2 steamship lines threaten to quit New Jersey ports Sea-Land and Maersk ask other ports to bid for their business


NEW YORK - In a move that could cut the cargo-container business at Port Newark and Port Elizabeth, N.J., by a third, the largest steamship lines in the New York region have announced that they are considering relocating to different ports along the Eastern seaboard.

The two steamship lines are Sea-Land Service of Charlotte, N.C., a unit of CSX Corp., and Maersk Inc. of Copenhagen, Denmark, a subsidiary of A.P. Moller Group.

The two lines sent a joint letter to seven ports, including Baltimore, several weeks ago asking them to bid for the business, said Chris Koch, a spokesman for Sea-Land. The shipping lines have not decided on a new location and will meet with representatives from each port to hear their offers, Koch said.

A final decision will be made this summer, he said.

For more than 40 years, Sea-Land and Maersk have moved freight in and out of Newark and Elizabeth and their departures would result in a substantial loss of jobs and revenue for the shipping business in New York, said James Capo, president of the New York Shipping Association.

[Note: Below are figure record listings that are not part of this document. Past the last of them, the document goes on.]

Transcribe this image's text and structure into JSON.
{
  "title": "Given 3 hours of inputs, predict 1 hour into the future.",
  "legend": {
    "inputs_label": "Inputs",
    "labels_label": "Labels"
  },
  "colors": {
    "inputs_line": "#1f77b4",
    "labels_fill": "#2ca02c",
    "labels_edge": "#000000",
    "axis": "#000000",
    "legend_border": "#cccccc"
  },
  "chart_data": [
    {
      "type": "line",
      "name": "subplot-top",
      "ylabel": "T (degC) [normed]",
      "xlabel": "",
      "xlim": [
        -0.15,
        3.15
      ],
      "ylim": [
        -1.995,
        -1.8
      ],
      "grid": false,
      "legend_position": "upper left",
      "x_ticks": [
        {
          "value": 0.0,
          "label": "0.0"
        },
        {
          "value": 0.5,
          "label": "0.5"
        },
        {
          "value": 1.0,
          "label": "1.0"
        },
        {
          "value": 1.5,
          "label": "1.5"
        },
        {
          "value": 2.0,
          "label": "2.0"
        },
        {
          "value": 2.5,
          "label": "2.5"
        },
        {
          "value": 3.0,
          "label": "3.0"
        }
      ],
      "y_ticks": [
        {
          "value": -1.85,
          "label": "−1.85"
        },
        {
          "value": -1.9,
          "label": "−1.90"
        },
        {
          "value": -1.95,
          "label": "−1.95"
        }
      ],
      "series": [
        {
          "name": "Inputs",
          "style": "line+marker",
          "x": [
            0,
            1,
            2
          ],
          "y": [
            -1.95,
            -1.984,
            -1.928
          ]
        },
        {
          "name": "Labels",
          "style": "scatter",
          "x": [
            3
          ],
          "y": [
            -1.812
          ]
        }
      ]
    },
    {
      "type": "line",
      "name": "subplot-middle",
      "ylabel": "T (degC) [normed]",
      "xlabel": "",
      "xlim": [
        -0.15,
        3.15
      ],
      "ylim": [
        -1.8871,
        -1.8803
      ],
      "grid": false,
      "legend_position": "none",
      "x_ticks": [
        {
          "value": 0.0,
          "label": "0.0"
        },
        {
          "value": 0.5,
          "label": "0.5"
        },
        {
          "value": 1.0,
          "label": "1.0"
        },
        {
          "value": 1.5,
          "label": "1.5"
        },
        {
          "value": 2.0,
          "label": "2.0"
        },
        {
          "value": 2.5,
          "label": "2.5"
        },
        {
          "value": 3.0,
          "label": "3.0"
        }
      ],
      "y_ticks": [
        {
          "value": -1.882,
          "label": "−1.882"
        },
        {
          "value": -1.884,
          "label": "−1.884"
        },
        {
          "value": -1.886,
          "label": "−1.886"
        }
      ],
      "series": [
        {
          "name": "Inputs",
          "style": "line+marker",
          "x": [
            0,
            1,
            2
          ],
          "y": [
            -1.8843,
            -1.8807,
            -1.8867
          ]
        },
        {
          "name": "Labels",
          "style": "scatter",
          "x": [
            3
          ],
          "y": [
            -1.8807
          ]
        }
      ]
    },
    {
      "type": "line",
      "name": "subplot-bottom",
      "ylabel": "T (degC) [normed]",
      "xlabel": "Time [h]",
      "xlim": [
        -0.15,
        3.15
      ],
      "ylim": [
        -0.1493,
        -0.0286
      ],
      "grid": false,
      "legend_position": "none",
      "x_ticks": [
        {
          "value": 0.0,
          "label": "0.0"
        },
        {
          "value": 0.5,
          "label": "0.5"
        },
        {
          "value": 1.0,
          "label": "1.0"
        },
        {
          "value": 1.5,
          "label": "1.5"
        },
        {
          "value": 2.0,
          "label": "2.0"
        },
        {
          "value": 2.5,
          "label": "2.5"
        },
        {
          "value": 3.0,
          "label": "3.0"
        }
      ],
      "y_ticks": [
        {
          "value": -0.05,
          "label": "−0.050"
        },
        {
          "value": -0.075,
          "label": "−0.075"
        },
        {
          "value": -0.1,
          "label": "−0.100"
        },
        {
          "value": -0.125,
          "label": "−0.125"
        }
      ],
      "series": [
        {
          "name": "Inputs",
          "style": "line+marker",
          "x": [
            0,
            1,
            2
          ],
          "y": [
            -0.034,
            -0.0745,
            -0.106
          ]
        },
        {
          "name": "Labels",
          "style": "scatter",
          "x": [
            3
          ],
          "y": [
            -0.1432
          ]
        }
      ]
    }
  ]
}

Together, Sea-Land and Maersk employ nearly 600 longshoremen and handle about 500,000 of the 1.4 million cargo containers that pass through the port of New York and New Jersey each year, said Lillian Borrone, director of port commerce for the Port Authority of New York and New Jersey.

Sea-Land's lease will expire next February and Maersk's will expire in November 2000, she said.

Borrone said the agency received its letter from the two shippers May 13.

Koch said the companies were considering a move because the Port Authority was increasing their $10 million rent to a level they found unacceptable.

Neither Koch nor the Port Authority would disclose the new rent.

"We're very comfortable in the New York region," Koch said, "but if someone can show us a better way to do business, we're all ears."